Yep, that’s right. This isn’t the pig’s first rodeo on Craigslist. Craigslist posts of the couch appear to date back at least as far as 2011, as Twitter user @birthday_dinner documents in a deep dive Twitter thread. The pig has allegedly traveled everywhere from Tennessee to Florida to New York, an extensive journey Burroughs believes could never be true.

‘The couch is owned by the Internet now’

“There’s no way that an amateur 22-year-old upholster made something that could travel all across the country,” says Burroughs. “But this is all delightfully weird and it keeps getting weirder.”

Many of the Craigslist posts originally listed the couch for free. “Strange couch, smells like ham, call for details,” reads one of them.

Burroughs says the postings have become almost a yearly occurrence. One that sticks out is a post by a woman who listed the couch along with the phone number of a man she once dated.

“There was a revenge post in 2018,” recalls Burroughs. “She was angry he wasn’t a vegan, so she put his number on there for people to call.”

All of the posts use Burroughs' original photos, taken in a University of the Arts basement. It’s another sign that the couch isn’t really going anywhere.

Ask Burroughs if she’s involved with any of the postings, and she replies with an immediate “no." At this point, when friends point out the Craigslist posts, often resurfacing on other outlets like Reddit and Twitter, Burroughs says she gives them a quick glance and moves on. But she does find the whole situation amusing.

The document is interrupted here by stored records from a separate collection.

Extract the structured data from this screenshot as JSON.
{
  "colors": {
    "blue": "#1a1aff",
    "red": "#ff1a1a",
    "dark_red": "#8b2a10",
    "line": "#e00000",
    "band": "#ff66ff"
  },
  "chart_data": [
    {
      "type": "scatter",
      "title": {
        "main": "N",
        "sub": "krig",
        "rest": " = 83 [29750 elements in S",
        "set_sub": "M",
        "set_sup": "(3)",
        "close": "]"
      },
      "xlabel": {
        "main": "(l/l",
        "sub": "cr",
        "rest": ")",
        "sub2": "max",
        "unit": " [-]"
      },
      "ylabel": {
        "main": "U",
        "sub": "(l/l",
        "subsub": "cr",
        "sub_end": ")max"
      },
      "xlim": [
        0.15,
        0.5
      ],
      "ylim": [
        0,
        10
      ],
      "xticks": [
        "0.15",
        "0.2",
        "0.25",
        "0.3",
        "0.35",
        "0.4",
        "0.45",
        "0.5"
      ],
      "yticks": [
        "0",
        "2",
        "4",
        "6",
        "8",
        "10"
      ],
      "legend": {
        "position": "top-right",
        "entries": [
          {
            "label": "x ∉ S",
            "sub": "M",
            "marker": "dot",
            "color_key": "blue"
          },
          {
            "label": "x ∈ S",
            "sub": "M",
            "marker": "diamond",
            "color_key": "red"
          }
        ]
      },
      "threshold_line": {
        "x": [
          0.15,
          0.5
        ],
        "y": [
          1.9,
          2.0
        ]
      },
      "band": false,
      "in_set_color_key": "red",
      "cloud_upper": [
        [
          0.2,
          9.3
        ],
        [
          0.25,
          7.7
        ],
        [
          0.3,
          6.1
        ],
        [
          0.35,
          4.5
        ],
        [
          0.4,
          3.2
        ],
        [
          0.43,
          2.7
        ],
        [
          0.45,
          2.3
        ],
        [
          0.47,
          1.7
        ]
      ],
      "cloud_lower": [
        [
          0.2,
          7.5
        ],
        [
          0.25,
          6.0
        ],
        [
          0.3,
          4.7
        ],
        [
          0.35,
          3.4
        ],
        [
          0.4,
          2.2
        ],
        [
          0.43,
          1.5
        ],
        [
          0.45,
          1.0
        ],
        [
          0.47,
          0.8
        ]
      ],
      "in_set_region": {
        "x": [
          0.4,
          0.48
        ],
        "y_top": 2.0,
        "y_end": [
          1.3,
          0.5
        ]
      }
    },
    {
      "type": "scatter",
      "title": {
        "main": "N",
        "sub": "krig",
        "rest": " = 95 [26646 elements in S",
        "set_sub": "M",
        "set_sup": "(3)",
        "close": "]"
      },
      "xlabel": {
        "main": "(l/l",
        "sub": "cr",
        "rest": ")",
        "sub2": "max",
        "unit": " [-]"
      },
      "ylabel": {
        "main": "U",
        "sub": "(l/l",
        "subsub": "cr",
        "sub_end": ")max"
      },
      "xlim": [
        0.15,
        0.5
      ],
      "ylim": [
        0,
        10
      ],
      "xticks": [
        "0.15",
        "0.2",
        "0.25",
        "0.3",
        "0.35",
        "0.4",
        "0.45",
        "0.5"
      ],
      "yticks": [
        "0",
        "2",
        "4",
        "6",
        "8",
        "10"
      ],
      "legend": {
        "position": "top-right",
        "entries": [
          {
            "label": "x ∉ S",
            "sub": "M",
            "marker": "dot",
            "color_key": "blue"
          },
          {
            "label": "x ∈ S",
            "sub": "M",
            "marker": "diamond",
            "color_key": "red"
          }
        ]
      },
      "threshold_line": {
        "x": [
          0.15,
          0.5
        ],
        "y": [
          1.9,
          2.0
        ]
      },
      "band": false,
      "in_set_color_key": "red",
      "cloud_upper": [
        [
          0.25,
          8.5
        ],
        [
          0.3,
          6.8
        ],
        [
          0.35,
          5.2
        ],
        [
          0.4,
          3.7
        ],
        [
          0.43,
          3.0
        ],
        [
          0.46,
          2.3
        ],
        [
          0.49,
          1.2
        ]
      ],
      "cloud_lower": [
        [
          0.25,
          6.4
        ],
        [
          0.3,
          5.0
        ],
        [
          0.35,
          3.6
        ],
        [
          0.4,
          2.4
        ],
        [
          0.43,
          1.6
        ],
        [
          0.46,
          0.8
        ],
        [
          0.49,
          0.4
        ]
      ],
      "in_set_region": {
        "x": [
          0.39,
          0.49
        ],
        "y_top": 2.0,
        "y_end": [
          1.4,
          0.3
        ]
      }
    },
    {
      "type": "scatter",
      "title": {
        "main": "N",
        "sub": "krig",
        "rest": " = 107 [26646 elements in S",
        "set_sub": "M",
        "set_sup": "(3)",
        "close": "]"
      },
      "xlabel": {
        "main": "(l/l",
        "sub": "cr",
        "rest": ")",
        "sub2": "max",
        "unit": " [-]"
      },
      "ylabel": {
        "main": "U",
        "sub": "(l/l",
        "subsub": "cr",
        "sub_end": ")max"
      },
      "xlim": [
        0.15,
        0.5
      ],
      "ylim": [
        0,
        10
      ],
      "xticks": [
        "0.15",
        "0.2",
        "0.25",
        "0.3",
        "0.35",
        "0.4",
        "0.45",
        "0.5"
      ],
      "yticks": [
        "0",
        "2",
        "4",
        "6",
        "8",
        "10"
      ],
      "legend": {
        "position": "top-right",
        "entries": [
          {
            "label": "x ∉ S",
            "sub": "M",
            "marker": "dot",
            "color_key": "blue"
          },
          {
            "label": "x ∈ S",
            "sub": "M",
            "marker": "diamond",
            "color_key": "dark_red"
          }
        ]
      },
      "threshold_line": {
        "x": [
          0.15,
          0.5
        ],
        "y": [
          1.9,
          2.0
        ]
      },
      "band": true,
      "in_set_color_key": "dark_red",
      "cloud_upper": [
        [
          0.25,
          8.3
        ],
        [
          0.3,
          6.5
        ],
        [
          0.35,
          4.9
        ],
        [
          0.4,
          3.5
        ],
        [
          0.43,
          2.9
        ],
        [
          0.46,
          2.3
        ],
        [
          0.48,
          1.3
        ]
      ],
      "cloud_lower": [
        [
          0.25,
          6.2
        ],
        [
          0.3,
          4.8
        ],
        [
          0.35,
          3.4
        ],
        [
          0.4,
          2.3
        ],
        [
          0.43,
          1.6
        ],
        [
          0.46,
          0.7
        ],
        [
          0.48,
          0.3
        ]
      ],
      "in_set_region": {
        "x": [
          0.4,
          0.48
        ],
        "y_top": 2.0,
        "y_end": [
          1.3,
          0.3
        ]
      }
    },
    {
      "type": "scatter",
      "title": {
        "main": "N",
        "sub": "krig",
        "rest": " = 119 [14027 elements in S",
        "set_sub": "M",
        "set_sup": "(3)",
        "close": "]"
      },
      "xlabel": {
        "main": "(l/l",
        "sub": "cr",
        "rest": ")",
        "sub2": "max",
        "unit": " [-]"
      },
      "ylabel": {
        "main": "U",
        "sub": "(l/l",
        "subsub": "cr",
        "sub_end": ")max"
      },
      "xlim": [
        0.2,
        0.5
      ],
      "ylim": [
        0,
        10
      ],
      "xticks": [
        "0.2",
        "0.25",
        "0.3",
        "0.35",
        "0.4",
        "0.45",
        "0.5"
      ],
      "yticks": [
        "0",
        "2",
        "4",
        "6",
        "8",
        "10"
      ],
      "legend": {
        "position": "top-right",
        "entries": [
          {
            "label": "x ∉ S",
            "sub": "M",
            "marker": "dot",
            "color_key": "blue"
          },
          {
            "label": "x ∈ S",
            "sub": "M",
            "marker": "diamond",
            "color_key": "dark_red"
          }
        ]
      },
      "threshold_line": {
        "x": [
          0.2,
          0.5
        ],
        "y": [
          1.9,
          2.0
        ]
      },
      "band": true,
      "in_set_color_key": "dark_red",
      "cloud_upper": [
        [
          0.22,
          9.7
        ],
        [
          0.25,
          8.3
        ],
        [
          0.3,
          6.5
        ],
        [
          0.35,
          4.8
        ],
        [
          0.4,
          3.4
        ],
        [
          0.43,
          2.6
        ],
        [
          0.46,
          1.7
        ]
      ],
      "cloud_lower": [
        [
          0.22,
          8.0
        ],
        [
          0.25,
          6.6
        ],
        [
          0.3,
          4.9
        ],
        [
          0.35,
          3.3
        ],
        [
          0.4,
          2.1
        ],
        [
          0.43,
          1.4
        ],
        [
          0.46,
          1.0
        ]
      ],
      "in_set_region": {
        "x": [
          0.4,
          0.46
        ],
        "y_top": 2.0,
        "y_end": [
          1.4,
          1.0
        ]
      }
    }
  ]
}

“The couch is owned by the Internet now. I just think it’s funny,” says Burroughs. “I do hope it’s still alive, and that it’s bringing someone joy somewhere outside of a joy of trolling on the Internet.”

So where is the couch now? The original buyer, Roesch, could not be reached for comment. Roesch is the founder of an open-source network intrusion detection system called Snort, which, of course, is marketed with a pig logo. Burroughs imagines the couch might still be in his Maryland office — or in a dumpster.

“The head or something probably fell off, and that’s probably the reality of it,” says Burroughs.

There’s at least one person currently on a mission to track it down, a “clandestine antiques dealer hired to repurchase it for some larger project that he’s being very hush-hush about,” says Burroughs. An email from this mysterious middleman came into Burroughs’ inbox this week, along with more than a handful of others from up and down the East Coast.

While the couch has seen its fair share of Internet fame, this is the most viral it has ever gone.

“It’s a wacky world, and it’s obviously a conversation piece,” says Burroughs. “But no, I’m not going to be making any more pig couches in the future.”